Personal information
- Full name: Eduardo Jorge Bacil Filho
- Nickname: Anjinho
- Born: March 11, 1971 (age 54)
- Hometown: Rio de Janeiro, Brazil
- Height: 6 ft 2 in (188 cm)
- College / University: Estácio de Sá University

National team
| 1988–1992 | Brazil |

= Anjinho Bacil =

Brazilian volleyball player (born 1971)

Eduardo Jorge "Anjinho" Bacil Filho (born March 11, 1971) is a Brazilian former indoor volleyball and beach volleyball player.

==Career==

Anjinho played with the Brazilian national volleyball team from 1988 to 1992.

Anjinho was the first Brazilian and the first foreign player ever to win an Association of Volleyball Professionals (AVP) tournament in America. He won his first AVP title in 1995 in Washington, DC, partnering with José Loiola. In 2001, he earned his first title with partner Scott Ayakatubby at the Huntington Beach Open. In his career, he won $580,000 in prizes as a beach volleyball player.

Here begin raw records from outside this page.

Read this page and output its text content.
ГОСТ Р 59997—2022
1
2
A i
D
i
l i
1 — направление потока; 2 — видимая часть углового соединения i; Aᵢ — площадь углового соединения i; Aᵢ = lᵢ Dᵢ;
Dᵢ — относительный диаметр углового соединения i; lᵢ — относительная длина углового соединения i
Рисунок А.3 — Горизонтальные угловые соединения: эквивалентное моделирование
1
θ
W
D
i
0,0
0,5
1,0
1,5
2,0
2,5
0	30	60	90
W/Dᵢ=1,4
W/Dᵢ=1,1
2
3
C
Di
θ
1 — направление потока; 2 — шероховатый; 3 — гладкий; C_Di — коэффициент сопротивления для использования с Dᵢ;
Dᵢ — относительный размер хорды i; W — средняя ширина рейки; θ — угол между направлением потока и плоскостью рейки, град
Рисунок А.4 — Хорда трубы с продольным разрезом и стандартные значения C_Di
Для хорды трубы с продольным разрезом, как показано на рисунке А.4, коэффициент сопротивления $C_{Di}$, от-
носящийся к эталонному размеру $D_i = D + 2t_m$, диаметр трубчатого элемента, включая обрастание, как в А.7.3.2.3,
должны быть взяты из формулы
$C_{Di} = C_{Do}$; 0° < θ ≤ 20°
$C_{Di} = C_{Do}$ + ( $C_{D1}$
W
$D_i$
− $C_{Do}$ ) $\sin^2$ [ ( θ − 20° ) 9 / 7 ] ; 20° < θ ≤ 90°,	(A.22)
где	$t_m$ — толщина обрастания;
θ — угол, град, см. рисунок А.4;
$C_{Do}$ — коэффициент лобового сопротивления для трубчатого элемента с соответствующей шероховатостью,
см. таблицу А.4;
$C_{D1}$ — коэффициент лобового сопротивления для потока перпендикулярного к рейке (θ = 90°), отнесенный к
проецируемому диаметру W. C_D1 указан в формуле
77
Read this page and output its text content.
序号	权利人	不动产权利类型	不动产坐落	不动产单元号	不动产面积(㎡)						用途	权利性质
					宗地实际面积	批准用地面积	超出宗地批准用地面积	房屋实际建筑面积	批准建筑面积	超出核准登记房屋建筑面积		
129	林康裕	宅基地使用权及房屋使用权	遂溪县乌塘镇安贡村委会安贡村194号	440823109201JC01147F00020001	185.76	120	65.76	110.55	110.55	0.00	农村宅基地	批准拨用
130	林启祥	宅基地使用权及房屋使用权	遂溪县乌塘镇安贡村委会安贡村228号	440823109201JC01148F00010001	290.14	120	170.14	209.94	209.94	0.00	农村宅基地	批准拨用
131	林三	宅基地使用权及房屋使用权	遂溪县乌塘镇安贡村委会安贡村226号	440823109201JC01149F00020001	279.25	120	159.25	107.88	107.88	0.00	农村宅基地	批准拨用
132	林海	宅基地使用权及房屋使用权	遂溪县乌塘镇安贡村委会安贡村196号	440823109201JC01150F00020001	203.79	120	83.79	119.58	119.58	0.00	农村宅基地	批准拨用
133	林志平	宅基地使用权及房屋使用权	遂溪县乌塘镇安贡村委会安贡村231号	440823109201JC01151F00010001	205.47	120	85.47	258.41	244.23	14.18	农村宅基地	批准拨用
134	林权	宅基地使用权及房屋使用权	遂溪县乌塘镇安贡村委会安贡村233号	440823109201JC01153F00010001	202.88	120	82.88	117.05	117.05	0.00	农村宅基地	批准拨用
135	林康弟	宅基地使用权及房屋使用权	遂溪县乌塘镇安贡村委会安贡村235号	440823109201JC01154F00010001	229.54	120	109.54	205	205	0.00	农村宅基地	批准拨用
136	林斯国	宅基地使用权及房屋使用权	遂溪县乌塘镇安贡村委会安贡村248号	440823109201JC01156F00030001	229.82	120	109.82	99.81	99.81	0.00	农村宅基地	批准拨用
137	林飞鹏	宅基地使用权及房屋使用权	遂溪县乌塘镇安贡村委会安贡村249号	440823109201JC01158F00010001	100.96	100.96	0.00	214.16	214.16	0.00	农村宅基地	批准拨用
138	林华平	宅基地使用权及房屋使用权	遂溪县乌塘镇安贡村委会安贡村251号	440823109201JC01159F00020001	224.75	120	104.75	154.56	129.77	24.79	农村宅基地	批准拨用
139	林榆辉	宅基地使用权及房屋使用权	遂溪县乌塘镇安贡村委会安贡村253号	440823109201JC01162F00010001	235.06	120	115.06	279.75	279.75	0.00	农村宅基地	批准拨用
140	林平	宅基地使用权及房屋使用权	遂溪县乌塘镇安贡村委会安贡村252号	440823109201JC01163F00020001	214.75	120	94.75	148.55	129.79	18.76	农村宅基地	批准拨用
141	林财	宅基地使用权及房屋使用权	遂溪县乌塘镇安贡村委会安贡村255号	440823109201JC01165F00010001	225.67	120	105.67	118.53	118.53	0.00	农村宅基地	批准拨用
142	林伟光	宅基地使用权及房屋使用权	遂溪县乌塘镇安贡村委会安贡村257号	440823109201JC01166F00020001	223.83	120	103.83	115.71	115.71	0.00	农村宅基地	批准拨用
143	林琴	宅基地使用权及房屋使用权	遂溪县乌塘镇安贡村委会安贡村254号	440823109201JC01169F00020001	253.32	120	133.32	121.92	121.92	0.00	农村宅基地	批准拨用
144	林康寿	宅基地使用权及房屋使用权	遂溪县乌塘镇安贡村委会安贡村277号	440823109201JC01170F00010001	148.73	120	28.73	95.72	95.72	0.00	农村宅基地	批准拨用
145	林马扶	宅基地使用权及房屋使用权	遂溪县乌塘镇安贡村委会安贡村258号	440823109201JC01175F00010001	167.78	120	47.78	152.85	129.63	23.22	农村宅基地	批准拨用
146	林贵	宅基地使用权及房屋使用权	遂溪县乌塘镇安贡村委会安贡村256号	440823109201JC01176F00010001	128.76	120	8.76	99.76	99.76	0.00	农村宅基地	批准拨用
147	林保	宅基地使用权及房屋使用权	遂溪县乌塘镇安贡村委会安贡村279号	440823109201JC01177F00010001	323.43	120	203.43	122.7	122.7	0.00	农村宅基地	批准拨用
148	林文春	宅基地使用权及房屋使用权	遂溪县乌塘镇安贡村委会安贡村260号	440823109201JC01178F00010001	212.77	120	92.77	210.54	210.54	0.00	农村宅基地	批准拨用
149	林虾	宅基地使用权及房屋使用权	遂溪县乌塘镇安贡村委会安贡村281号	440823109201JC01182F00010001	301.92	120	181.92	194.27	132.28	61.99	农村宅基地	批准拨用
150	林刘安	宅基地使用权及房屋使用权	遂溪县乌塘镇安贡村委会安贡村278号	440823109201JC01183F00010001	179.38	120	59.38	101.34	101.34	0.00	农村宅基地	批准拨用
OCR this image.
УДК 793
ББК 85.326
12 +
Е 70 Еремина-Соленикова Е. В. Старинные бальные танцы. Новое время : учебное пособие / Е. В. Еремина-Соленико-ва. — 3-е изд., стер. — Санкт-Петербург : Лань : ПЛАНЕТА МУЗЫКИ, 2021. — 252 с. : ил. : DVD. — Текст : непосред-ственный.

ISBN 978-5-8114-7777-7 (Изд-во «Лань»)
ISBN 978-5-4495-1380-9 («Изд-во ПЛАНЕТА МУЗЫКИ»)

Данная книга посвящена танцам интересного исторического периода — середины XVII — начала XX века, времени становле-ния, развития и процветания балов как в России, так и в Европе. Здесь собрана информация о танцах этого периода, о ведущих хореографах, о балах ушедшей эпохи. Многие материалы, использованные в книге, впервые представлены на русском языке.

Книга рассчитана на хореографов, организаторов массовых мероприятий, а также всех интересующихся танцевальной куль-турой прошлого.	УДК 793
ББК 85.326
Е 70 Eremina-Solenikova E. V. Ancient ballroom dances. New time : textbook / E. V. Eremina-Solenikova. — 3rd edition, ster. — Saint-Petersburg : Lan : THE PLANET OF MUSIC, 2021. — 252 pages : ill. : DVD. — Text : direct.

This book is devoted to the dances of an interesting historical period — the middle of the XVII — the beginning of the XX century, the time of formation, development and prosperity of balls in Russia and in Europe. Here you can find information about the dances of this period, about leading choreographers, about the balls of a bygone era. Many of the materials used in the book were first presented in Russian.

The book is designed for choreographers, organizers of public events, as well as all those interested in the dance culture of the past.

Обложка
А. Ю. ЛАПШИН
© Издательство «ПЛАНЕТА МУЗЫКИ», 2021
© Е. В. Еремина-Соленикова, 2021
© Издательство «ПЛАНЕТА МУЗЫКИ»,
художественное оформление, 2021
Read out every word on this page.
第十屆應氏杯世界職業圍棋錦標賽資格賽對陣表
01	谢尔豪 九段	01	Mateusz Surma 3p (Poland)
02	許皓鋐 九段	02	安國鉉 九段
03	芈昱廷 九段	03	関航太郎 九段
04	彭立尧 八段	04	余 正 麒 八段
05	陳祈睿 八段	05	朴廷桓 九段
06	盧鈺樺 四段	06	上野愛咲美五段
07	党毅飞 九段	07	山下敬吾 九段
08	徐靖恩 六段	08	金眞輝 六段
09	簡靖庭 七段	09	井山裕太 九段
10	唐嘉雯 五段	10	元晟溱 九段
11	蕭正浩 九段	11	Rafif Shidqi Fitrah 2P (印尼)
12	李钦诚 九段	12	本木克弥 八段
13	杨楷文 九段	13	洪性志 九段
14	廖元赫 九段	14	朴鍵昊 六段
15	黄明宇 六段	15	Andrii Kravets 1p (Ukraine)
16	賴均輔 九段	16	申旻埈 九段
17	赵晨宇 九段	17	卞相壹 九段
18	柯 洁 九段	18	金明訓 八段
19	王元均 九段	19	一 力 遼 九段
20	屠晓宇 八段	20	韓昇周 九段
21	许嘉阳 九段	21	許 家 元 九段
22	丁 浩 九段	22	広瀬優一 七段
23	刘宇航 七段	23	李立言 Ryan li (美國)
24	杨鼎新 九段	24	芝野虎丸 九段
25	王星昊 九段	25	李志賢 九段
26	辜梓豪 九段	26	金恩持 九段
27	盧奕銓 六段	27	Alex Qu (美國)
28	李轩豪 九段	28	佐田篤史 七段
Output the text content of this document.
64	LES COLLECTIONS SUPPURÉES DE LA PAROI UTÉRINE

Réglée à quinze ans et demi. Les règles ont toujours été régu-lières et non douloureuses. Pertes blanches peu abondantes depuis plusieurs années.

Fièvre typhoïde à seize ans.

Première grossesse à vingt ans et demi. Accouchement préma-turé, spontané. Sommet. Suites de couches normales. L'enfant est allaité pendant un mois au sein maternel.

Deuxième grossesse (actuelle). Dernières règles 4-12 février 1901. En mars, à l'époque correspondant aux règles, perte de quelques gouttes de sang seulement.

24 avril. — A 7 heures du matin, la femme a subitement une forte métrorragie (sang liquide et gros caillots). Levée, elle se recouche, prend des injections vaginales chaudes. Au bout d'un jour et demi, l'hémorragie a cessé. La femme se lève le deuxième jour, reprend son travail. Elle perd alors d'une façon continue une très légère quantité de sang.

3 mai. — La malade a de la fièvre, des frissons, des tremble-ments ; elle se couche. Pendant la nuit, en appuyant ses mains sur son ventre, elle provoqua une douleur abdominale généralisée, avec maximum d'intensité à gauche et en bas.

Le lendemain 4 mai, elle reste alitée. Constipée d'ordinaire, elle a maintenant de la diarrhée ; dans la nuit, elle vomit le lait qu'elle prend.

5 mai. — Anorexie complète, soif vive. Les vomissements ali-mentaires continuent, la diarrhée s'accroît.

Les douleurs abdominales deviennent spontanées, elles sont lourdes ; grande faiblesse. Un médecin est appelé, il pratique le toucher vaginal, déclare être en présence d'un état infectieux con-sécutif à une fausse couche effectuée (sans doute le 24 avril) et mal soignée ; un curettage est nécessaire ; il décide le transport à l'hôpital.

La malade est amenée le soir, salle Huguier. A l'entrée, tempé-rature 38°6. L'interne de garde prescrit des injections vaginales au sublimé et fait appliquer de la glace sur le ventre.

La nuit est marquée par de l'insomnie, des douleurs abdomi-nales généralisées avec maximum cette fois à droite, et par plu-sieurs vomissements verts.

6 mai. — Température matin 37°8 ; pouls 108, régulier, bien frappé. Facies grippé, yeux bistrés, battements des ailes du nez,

Fellow AVP alumnus Stein Metzger has given Anjinho credit for inventing the "Steino pokey shot".

==Coaching==

Since his retirement, Anjinho has offered beach volleyball coaching clinics to youth. He has also coached volleyball at El Segundo High School in El Segundo, California.

==Personal life==

Eduardo Jorge Bacil Filho is his full name, but his nickname is "Anjinho", which is Portuguese for "little angel". He is from Copacabana Beach, Rio de Janeiro, Brazil. Anjinho has three children.